Abstract: We analyze the minimal free resolution of secant varieties of high degree curves. In particular, we study the Boij-Soderberg decomposition of these resolutions and conclude normal distribution of the Betti numbers. These results generalize results of Erman and Ein-Erman-Lazarsfeld.

Misha Tyomkin (Dartmouth)

On numbers associated with a strong Morse function

Abstract: Morse function f on a manifold M is called strong if all its critical points have different critical values. Given a strong Morse function f and a field F we construct a bunch of elements of F, which we call Bruhat numbers (they're defined up to sign). More concretely, Bruhat number is written on each bar in the barcode of f (a.k.a. Barannikov decomposition). It turns out that if homology of M over F is that of a sphere, then the product of all the numbers is independent of f. We then construct the barcode and Bruhat numbers with twisted (a.k.a. local) coefficients and prove that the mentioned product equals to the Reidemeister torsion of M. In particular, it's again independent of f. This way we link Morse theory to the Reidemeister torsion via barcodes. Based on a joint work with Petya Pushkar, https://arxiv.org/abs/2012.05307.

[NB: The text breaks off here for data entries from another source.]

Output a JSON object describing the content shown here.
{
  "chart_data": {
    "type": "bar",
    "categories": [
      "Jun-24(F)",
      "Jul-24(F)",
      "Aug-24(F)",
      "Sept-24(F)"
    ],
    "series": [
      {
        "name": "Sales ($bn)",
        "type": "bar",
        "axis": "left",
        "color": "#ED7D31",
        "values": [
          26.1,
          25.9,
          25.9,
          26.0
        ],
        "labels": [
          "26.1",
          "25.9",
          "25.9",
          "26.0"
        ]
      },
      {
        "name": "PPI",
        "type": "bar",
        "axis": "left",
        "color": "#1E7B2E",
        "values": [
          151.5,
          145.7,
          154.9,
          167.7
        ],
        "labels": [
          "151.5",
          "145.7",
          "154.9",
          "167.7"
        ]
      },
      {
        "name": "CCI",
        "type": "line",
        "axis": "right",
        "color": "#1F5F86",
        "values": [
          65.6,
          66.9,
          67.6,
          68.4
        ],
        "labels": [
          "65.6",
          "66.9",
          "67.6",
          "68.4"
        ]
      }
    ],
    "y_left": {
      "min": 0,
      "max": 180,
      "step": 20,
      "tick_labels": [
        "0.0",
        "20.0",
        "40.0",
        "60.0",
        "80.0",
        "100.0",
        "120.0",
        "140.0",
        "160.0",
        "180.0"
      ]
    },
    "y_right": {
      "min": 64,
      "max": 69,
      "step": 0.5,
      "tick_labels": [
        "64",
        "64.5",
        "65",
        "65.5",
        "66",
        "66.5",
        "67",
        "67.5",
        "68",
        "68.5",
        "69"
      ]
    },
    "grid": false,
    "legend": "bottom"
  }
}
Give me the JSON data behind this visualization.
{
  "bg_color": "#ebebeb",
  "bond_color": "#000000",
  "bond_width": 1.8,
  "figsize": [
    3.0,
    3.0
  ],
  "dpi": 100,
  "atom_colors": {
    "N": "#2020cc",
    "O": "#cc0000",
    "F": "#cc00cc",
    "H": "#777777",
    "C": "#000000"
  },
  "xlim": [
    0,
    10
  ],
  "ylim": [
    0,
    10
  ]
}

David White (North Carolina State University)

Symplectic Instanton Knot Homology

Abstract: There have been a number of constructions of Lagrangian Floer homology invariants for $3$-manifolds defined in terms of symplectic character varieties arising from Heegaard splittings. We develop a relative variant of one of these, due to H. Horton, for a knot $K \subset Y$ in a closed, oriented $3$-manifold, which we call \emph{symplectic instanton knot homology} ($\mathrm{SIK}$). This work draws upon the already extensive study done on the symplectic properties of character varieties with suitable holonomy restrictions. The nature of our construction is motivated in large part by the prospect of its extension to a quilted Floer homology associated to Cerf decomposition of $Y$ and concomitant tangle decomposition of $K$, building on the Floer field theory for tangles created by Wehrheim and Woodward.